Tobias Gerber, Neue Zürcher Zeitung (20.10.2015)
Eine Neuproduktion am Theater St. Gallen betrachtet Giuseppe Verdis Shakespeare-Oper «Macbeth» aus einem ungewohnten Blickwinkel
Die Gier nach Macht führt bei Shakespeare wie bei Verdi zu einer Orgie der Gewalt. Der Regisseur Aron Stiehl gewinnt Verdis Oper dennoch eine unerwartet schalkhafte Seite ab.
Eine breite Spur des Blutes hinterlassen Macbeth und seine Lady, die im Griff nach der Macht keine skrupellose Tat scheuen, sich kopfüber in einen Rausch der Vernichtung stürzen und schliesslich – es kann nicht anders sein – selber den Tod finden. Schillernd vereinte William Shakespeare Täter und Opfer in der Figur des Macbeth, Giuseppe Verdi hingegen wirkte in seiner Oper nach Shakespeares Tragödie dieser tragischen Konstitution eher entgegen: Er stärkte die Figur der Lady, machte sie zur Triebkraft des Bösen, dessen Sogkraft der zögernde Gatte erst allmählich, dann aber unumkehrbar erliegt.
In der St. Galler Inszenierung von Aron Stiehl nimmt das Geschehen in einer bürokratisierten Schaltzentrale der Macht seinen Anfang: ein moderner Verwaltungsapparat, von dem aus die kriegerischen Geschicke von König Duncan gesteuert werden. Doch ist die herrschende Ordnung schnell aus den Angeln gehoben, verdrängt von der Ordnung der nackten Gewalt: «Es muss sein. Der höllische Plan muss vollendet werden«, verkündet die Lady. In St. Gallen wurde sie temperamentvoll verkörpert von Mary Elizabeth Williams, die nicht so sehr die nach und nach hervortretende Zerrissenheit der Figur in den Vordergrund stellte, sondern die gewiefte Strategin und charmante Gesellschaftsdame.

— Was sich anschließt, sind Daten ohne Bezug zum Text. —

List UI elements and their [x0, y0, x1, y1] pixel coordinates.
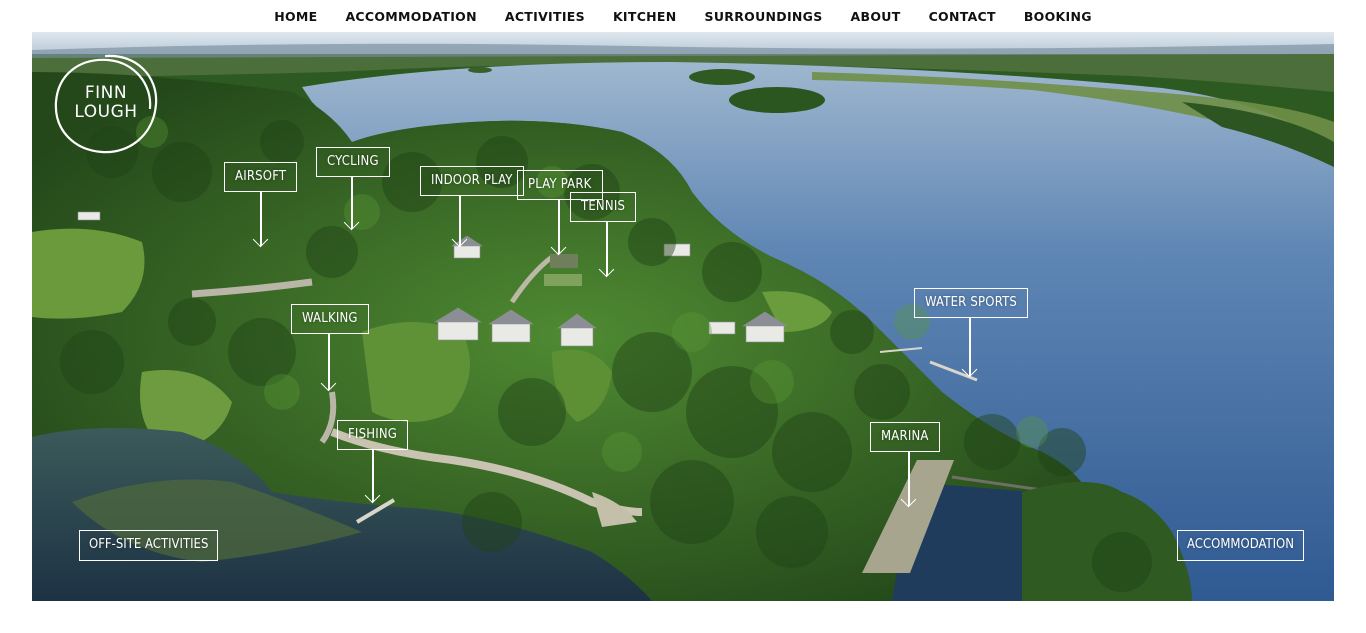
main-navigation: HOME ACCOMMODATION ACTIVITIES KITCHEN SU…	[0, 0, 1366, 34]
logo-line-2: LOUGH	[74, 102, 138, 122]
aerial-activity-map: FINN LOUGH AIRSOFT CYCLING INDOOR PLAY P…	[32, 32, 1334, 601]
offsite-activities-link[interactable]: OFF-SITE ACTIVITIES	[79, 530, 219, 561]
tag-marina[interactable]: MARINA	[870, 422, 940, 452]
nav-about[interactable]: ABOUT	[837, 0, 915, 34]
tag-indoor-play[interactable]: INDOOR PLAY	[420, 166, 524, 196]
finn-lough-logo[interactable]: FINN LOUGH	[50, 50, 162, 158]
nav-home[interactable]: HOME	[260, 0, 331, 34]
tag-fishing[interactable]: FISHING	[337, 420, 409, 450]
nav-activities[interactable]: ACTIVITIES	[491, 0, 599, 34]
tag-tennis[interactable]: TENNIS	[570, 192, 637, 222]
tag-airsoft[interactable]: AIRSOFT	[224, 162, 298, 192]
tag-walking[interactable]: WALKING	[291, 304, 369, 334]
aerial-lake-photo	[32, 32, 1334, 601]
tag-cycling[interactable]: CYCLING	[316, 147, 390, 177]
nav-accommodation[interactable]: ACCOMMODATION	[331, 0, 490, 34]
nav-surroundings[interactable]: SURROUNDINGS	[691, 0, 837, 34]
tag-water-sports[interactable]: WATER SPORTS	[914, 288, 1029, 318]
nav-booking[interactable]: BOOKING	[1010, 0, 1106, 34]
logo-line-1: FINN	[84, 83, 128, 103]
nav-kitchen[interactable]: KITCHEN	[599, 0, 691, 34]
nav-contact[interactable]: CONTACT	[915, 0, 1010, 34]
accommodation-link[interactable]: ACCOMMODATION	[1177, 530, 1305, 561]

Williams' warmer und voluminöser Sopran führte gleichsam richtungsweisend und durchaus verführerisch durch die Handlung. Im verlogenen Wechselspiel zwischen Niedertracht und vorgespiegelter Ahnungslosigkeit fand sie einen differenzierten Tonfall, doch blieb sie darstellerisch als souverän agierende federführende Figur etwas eindimensional, so dass auch ihr nächtlicher Wahn – ein dramaturgisches Problem dieses Stücks – nicht restlos überzeugte.
Aron Stiehls Inszenierung interessierte sich freilich auch nicht primär für die psychologische Dimension, sondern stärker für die handfesten gesellschaftlichen Auseinandersetzungen. Auch der Bariton Paolo Gavanelli als Macbeth gefiel vor allem mit seinem stimmkräftigen Hadern mit der ihm zugewiesenen Rolle im gierigen Spiel der Gattin. Der Konflikt blieb dabei aber ein weitgehend äusserlicher.
Im Ganzen betrachtet, waren es auch gar nicht die beiden Hauptrollen, die diesen «Macbeth» entscheidend prägten. Vielmehr war es eine leichte Affinität zum Klamauk in der Inszenierung, die sich etwa in den karnevalesk angehauchten Kostümen von Anthony McDonald zeigte, der auch das Bühnenbild gestaltet hatte. Dieser unterschwellige Zug wirkte dem blutigen Treiben eigensinnig entgegen und verhalf dem Stück zu einer – angesichts des blutrünstigen Treibens – irritierenden Leichtigkeit.
Die kleineren Rollen trugen das Ihrige dazu bei: der Bass Steven Humes als Banquo und der Tenor Derek Taylor als Macduff, beide mit präziser stimmlicher Zeichnung ihrer Figuren sehr überzeugend. Für Höhepunkte aber sorgten die Statisterie und der reich besetzte Chor, dessen Part von Michael Vogel einstudiert wurde: Mit gewitztem szenischem Spiel und absolut überzeugendem musikalischem Auftritt waren sie als Akteure wesentlich in dem Stück. Und nicht zuletzt agierte das Sinfonieorchester St. Gallen unter der Leitung von Pietro Rizzo sehr lebendig und verlieh den einzelnen Szenen einen klanglich angemessen differenzierten Ton.